Start by clicking on “PingSweep.py” and selecting “Run”.

Ethical Hacking Training – Resources (InfoSec)

The Script automatically starts and begins pinging every host on the subnet the Android system is connected to.

When The Script Finishes it prints out all the hosts that were found online by the ping sweep.

(Here you can see 192.168.80.1, 192.168.80.130, and 192.168.132 your results may be different. At the very least you should see the IP of the Windows Server 2012R2 VM.)

For the purpose of this Lab, we know what system we want to. The IP address of the Windows Server 2012R2 that you copied earlier, and it should be on the list.

To close this script, click in the upper left corner next to “No.1”, and click the “x” that appears.

Now you know your host is online; it is time to scan to see if there is a telnet server listening.

The next script to run is the “Scan_Single_Port.py” script. This script will ask you what Port you want to scan for and scan all hosts in the subnet the VM Running Android is connected to. Be sure to enter in “23” to scan for the telnet service. Launch the script the same way we launched the previous script by clicking on it and pressing “Run”.

Notice In this example I entered “23” for the port. Then Press enter to run the scan. The Scanner will print the hosts that it finds listening on port 23.

You should see the IP of your Server 2012R2 VM.

Next, we want to attempt a simple Brute Force of that Telnet Service. Exit the script by hitting enter or closing as we did the previous script.

Click on the “Telnet_Brute_Server_2012R2.py” script but instead of running the script click on “Open”. (Windows Telnet operates differently than Linux and Cisco, there are multiple Scripts. Our Client is a Windows server.)

The Script will open in an editor. You need to specify the IP address of the system you want to brute force attack.

Change the “HOST” variable to match the IP of the Server you are attacking. The Windows Server 2012R2 VM. (In this example 192.168.80.132)

Other interesting things to note from this screenshot and the script itself are the “user” variable is set to “administrator”, and the “password” list. The password list is short but will work just fine for this proof of concept lab.

If you have issues you may need to adjust the following timeout values: (Both 1’s are timeout values)

Once you have changed the IP address, click on the play button on the bottom of the screen to run the script.

The script will execute a brute force against the target, and the output should look similar to the following:

We are now able to Ping sweep a network, scan a network for ports, and brute force telnet servers all from a mobile device running Android.

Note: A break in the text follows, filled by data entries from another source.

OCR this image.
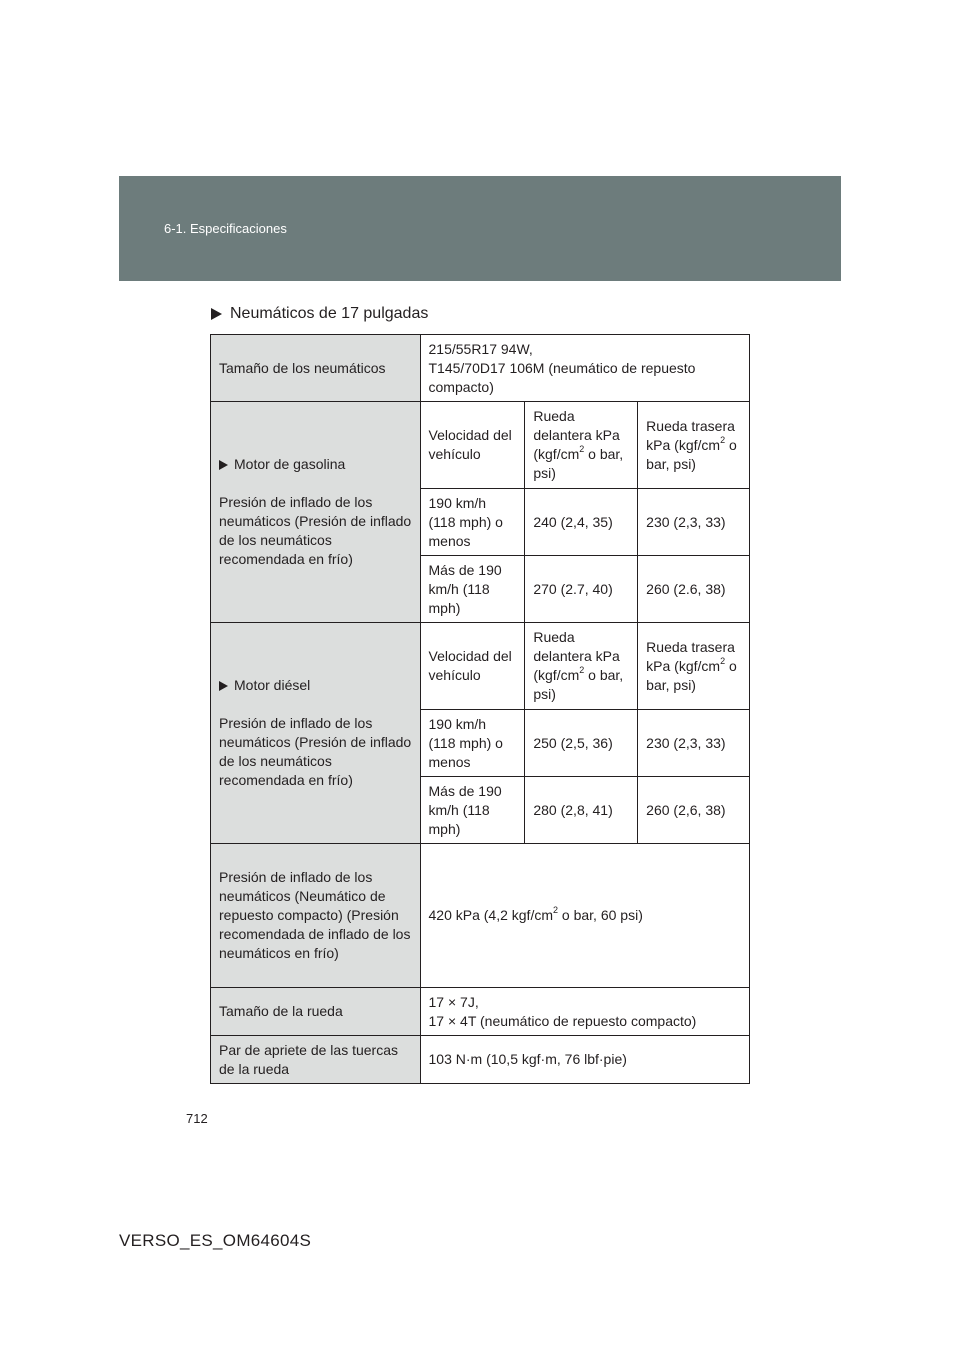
6-1. Especificaciones
Neumáticos de 17 pulgadas
Tamaño de los neumáticos	215/55R17 94W,
T145/70D17 106M (neumático de repuesto compacto)		

Motor de gasolina
Presión de inflado de los neumáticos (Presión de inflado de los neumáticos recomendada en frío)	Velocidad del vehículo	Rueda delantera kPa ($kgf/cm^2$ o bar, psi)	Rueda trasera kPa ($kgf/cm^2$ o bar, psi)
	190 km/h (118 mph) o menos	240 (2,4, 35)	230 (2,3, 33)
	Más de 190 km/h (118 mph)	270 (2.7, 40)	260 (2.6, 38)

Motor diésel
Presión de inflado de los neumáticos (Presión de inflado de los neumáticos recomendada en frío)	Velocidad del vehículo	Rueda delantera kPa ($kgf/cm^2$ o bar, psi)	Rueda trasera kPa ($kgf/cm^2$ o bar, psi)
	190 km/h (118 mph) o menos	250 (2,5, 36)	230 (2,3, 33)
	Más de 190 km/h (118 mph)	280 (2,8, 41)	260 (2,6, 38)
Presión de inflado de los neumáticos (Neumático de repuesto compacto) (Presión recomendada de inflado de los neumáticos en frío)	420 kPa (4,2 kgf/$cm^2$ o bar, 60 psi)		
Tamaño de la rueda	17 × 7J,
17 × 4T (neumático de repuesto compacto)		

Par de apriete de las tuercas de la rueda	103 N·m (10,5 kgf·m, 76 lbf·pie)		
712
VERSO_ES_OM64604S
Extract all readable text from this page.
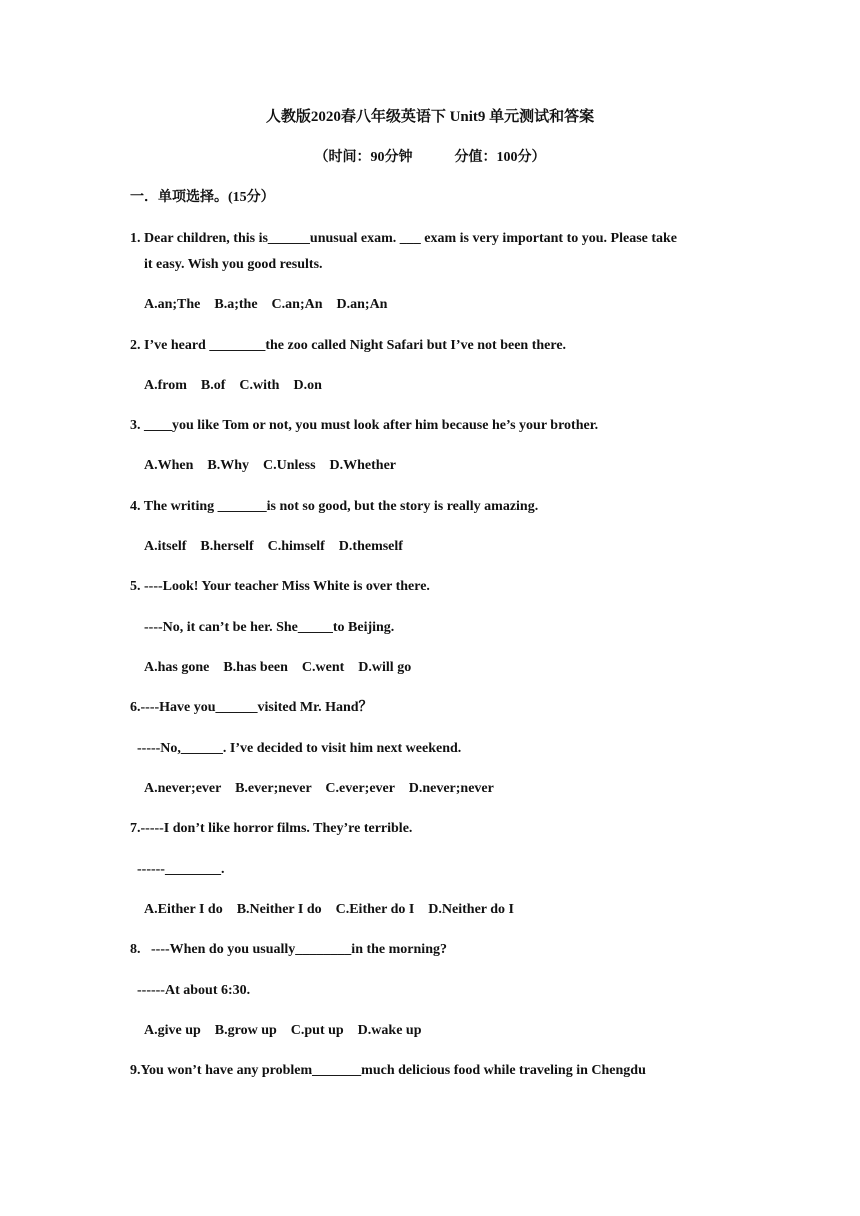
人教版2020春八年级英语下 Unit9 单元测试和答案
（时间：90分钟            分值：100分）
一．单项选择。(15分）
1. Dear children, this is______unusual exam. ___ exam is very important to you. Please take
it easy. Wish you good results.
A.an;The    B.a;the    C.an;An    D.an;An
2. I’ve heard ________the zoo called Night Safari but I’ve not been there.
A.from    B.of    C.with    D.on
3. ____you like Tom or not, you must look after him because he’s your brother.
A.When    B.Why    C.Unless    D.Whether
4. The writing _______is not so good, but the story is really amazing.
A.itself    B.herself    C.himself    D.themself
5. ----Look! Your teacher Miss White is over there.
----No, it can’t be her. She_____to Beijing.
A.has gone    B.has been    C.went    D.will go
6.----Have you______visited Mr. Hand？
-----No,______. I’ve decided to visit him next weekend.
A.never;ever    B.ever;never    C.ever;ever    D.never;never
7.-----I don’t like horror films. They’re terrible.
------________.
A.Either I do    B.Neither I do    C.Either do I    D.Neither do I
8.   ----When do you usually________in the morning?
------At about 6:30.
A.give up    B.grow up    C.put up    D.wake up
9.You won’t have any problem_______much delicious food while traveling in Chengdu
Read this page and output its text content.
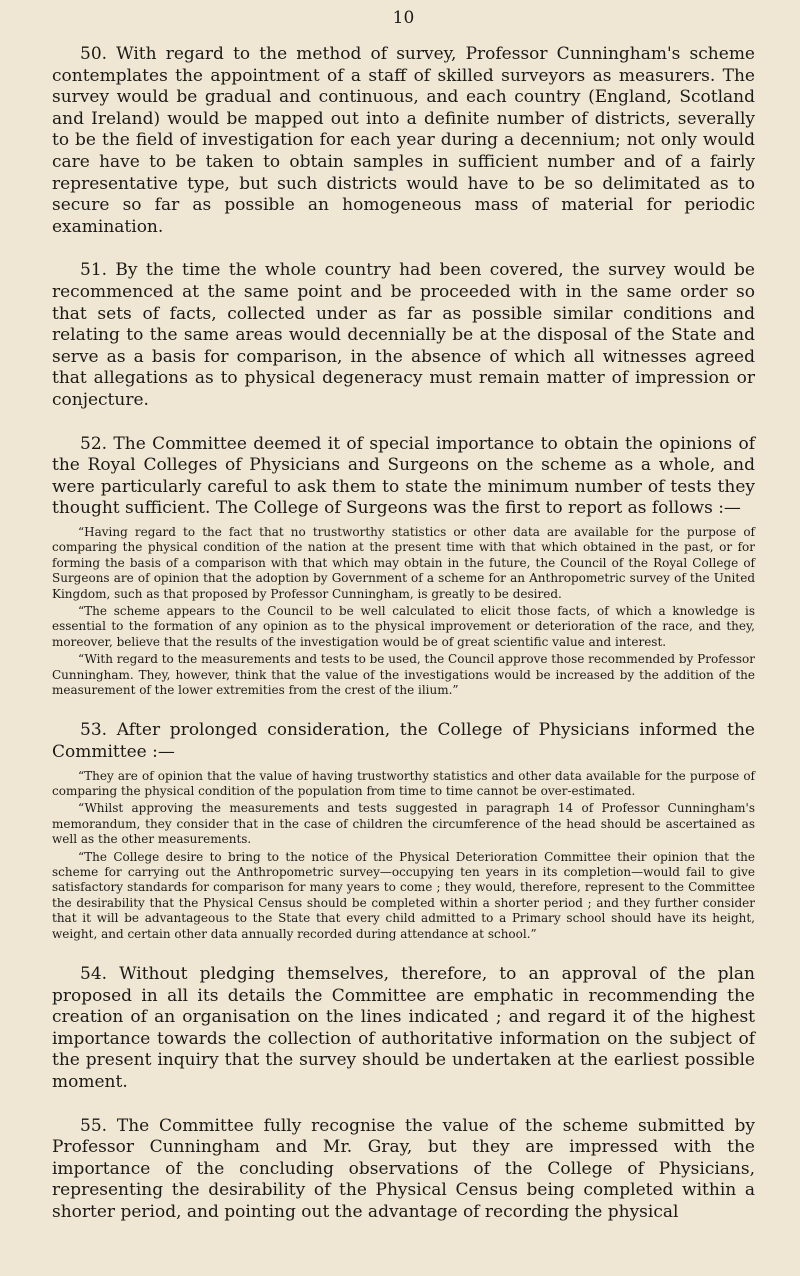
10

50. With regard to the method of survey, Professor Cunningham's scheme contemplates the appointment of a staff of skilled surveyors as measurers. The survey would be gradual and continuous, and each country (England, Scotland and Ireland) would be mapped out into a definite number of districts, severally to be the field of investigation for each year during a decennium; not only would care have to be taken to obtain samples in sufficient number and of a fairly representative type, but such districts would have to be so delimitated as to secure so far as possible an homogeneous mass of material for periodic examination.

51. By the time the whole country had been covered, the survey would be recommenced at the same point and be proceeded with in the same order so that sets of facts, collected under as far as possible similar conditions and relating to the same areas would decennially be at the disposal of the State and serve as a basis for comparison, in the absence of which all witnesses agreed that allegations as to physical degeneracy must remain matter of impression or conjecture.

52. The Committee deemed it of special importance to obtain the opinions of the Royal Colleges of Physicians and Surgeons on the scheme as a whole, and were particularly careful to ask them to state the minimum number of tests they thought sufficient. The College of Surgeons was the first to report as follows :—

“Having regard to the fact that no trustworthy statistics or other data are available for the purpose of comparing the physical condition of the nation at the present time with that which obtained in the past, or for forming the basis of a comparison with that which may obtain in the future, the Council of the Royal College of Surgeons are of opinion that the adoption by Government of a scheme for an Anthropometric survey of the United Kingdom, such as that proposed by Professor Cunningham, is greatly to be desired.

“The scheme appears to the Council to be well calculated to elicit those facts, of which a knowledge is essential to the formation of any opinion as to the physical improvement or deterioration of the race, and they, moreover, believe that the results of the investigation would be of great scientific value and interest.

“With regard to the measurements and tests to be used, the Council approve those recommended by Professor Cunningham. They, however, think that the value of the investigations would be increased by the addition of the measurement of the lower extremities from the crest of the ilium.”

53. After prolonged consideration, the College of Physicians informed the Committee :—

“They are of opinion that the value of having trustworthy statistics and other data available for the purpose of comparing the physical condition of the population from time to time cannot be over-estimated.

“Whilst approving the measurements and tests suggested in paragraph 14 of Professor Cunningham's memorandum, they consider that in the case of children the circumference of the head should be ascertained as well as the other measurements.

“The College desire to bring to the notice of the Physical Deterioration Committee their opinion that the scheme for carrying out the Anthropometric survey—occupying ten years in its completion—would fail to give satisfactory standards for comparison for many years to come ; they would, therefore, represent to the Committee the desirability that the Physical Census should be completed within a shorter period ; and they further consider that it will be advantageous to the State that every child admitted to a Primary school should have its height, weight, and certain other data annually recorded during attendance at school.”

54. Without pledging themselves, therefore, to an approval of the plan proposed in all its details the Committee are emphatic in recommending the creation of an organisation on the lines indicated ; and regard it of the highest importance towards the collection of authoritative information on the subject of the present inquiry that the survey should be undertaken at the earliest possible moment.

55. The Committee fully recognise the value of the scheme submitted by Professor Cunningham and Mr. Gray, but they are impressed with the importance of the concluding observations of the College of Physicians, representing the desirability of the Physical Census being completed within a shorter period, and pointing out the advantage of recording the physical
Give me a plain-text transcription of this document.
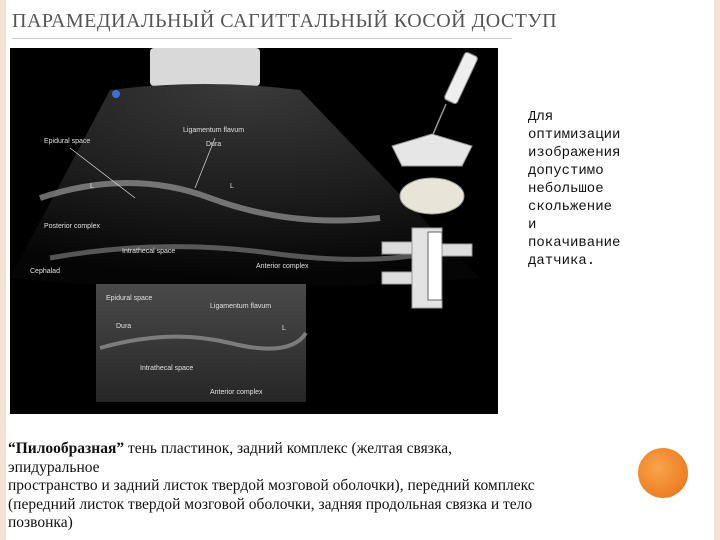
ПАРАМЕДИАЛЬНЫЙ САГИТТАЛЬНЫЙ КОСОЙ ДОСТУП
Ligamentum flavum
Dura
Epidural space
Posterior complex
Intrathecal space
Anterior complex
Cephalad
L	L
Epidural space
Ligamentum flavum
Dura
Intrathecal space
Anterior complex
L
Для
оптимизации
изображения
допустимо
небольшое
скольжение
и
покачивание
датчика.
“Пилообразная” тень пластинок, задний комплекс (желтая связка,
эпидуральное
пространство и задний листок твердой мозговой оболочки), передний комплекс
(передний листок твердой мозговой оболочки, задняя продольная связка и тело
позвонка)
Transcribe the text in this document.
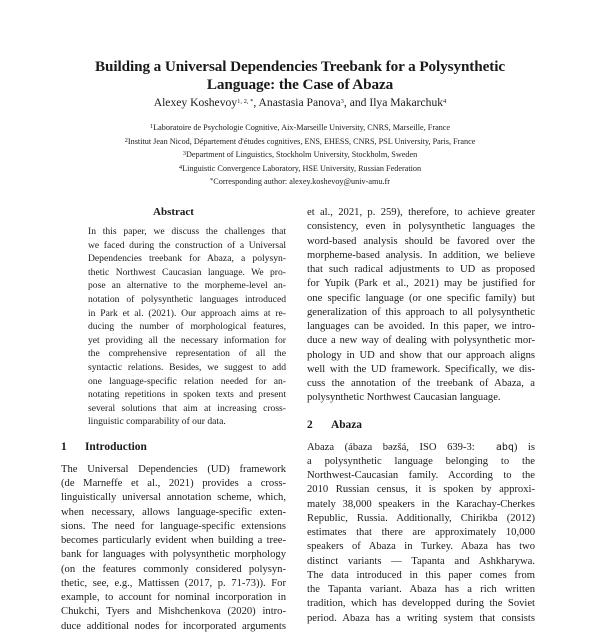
Building a Universal Dependencies Treebank for a Polysynthetic
Language: the Case of Abaza
Alexey Koshevoy$^{1, 2, *}$, Anastasia Panova$^3$, and Ilya Makarchuk$^4$
$^1$Laboratoire de Psychologie Cognitive, Aix-Marseille University, CNRS, Marseille, France
$^2$Institut Jean Nicod, Département d'études cognitives, ENS, EHESS, CNRS, PSL University, Paris, France
$^3$Department of Linguistics, Stockholm University, Stockholm, Sweden
$^4$Linguistic Convergence Laboratory, HSE University, Russian Federation
*Corresponding author: alexey.koshevoy@univ-amu.fr
Abstract
In this paper, we discuss the challenges that
we faced during the construction of a Universal
Dependencies treebank for Abaza, a polysyn-
thetic Northwest Caucasian language. We pro-
pose an alternative to the morpheme-level an-
notation of polysynthetic languages introduced
in Park et al. (2021). Our approach aims at re-
ducing the number of morphological features,
yet providing all the necessary information for
the comprehensive representation of all the
syntactic relations. Besides, we suggest to add
one language-specific relation needed for an-
notating repetitions in spoken texts and present
several solutions that aim at increasing cross-
linguistic comparability of our data.
1	Introduction
The Universal Dependencies (UD) framework
(de Marneffe et al., 2021) provides a cross-
linguistically universal annotation scheme, which,
when necessary, allows language-specific exten-
sions. The need for language-specific extensions
becomes particularly evident when building a tree-
bank for languages with polysynthetic morphology
(on the features commonly considered polysyn-
thetic, see, e.g., Mattissen (2017, p. 71-73)). For
example, to account for nominal incorporation in
Chukchi, Tyers and Mishchenkova (2020) intro-
duce additional nodes for incorporated arguments
et al., 2021, p. 259), therefore, to achieve greater
consistency, even in polysynthetic languages the
word-based analysis should be favored over the
morpheme-based analysis. In addition, we believe
that such radical adjustments to UD as proposed
for Yupik (Park et al., 2021) may be justified for
one specific language (or one specific family) but
generalization of this approach to all polysynthetic
languages can be avoided. In this paper, we intro-
duce a new way of dealing with polysynthetic mor-
phology in UD and show that our approach aligns
well with the UD framework. Specifically, we dis-
cuss the annotation of the treebank of Abaza, a
polysynthetic Northwest Caucasian language.
2	Abaza
Abaza (ábaza bəzšá, ISO 639-3: abq) is
a polysynthetic language belonging to the
Northwest-Caucasian family. According to the
2010 Russian census, it is spoken by approxi-
mately 38,000 speakers in the Karachay-Cherkes
Republic, Russia. Additionally, Chirikba (2012)
estimates that there are approximately 10,000
speakers of Abaza in Turkey. Abaza has two
distinct variants — Tapanta and Ashkharywa.
The data introduced in this paper comes from
the Tapanta variant. Abaza has a rich written
tradition, which has developped during the Soviet
period. Abaza has a writing system that consists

Now that you have the Telnet Password for the server you can log into it with a telnet client. Go back to the Android Terminal

From inside the terminal connect to the Windows Server 2008 VM with telnet by issuing the following command: telnet “ip” (where IP is the address of the Windows Server 2008 VM)

Once the prompt displays; type in the username of “Administrator.”

Once the password prompt displays, type in the password that we know is correct for the administrator account from out brute force attempt: infosec458$%*


Now add a user account to prove you have administrative access to the server.

Issue the command: net user hacker01 P@ssw0rd /ADD (hacker01 is the username and P@ssw0rd is the password for the new account)

If the command completes successfully, you know you truly have administrative access and have brute forced the administrative account on the server.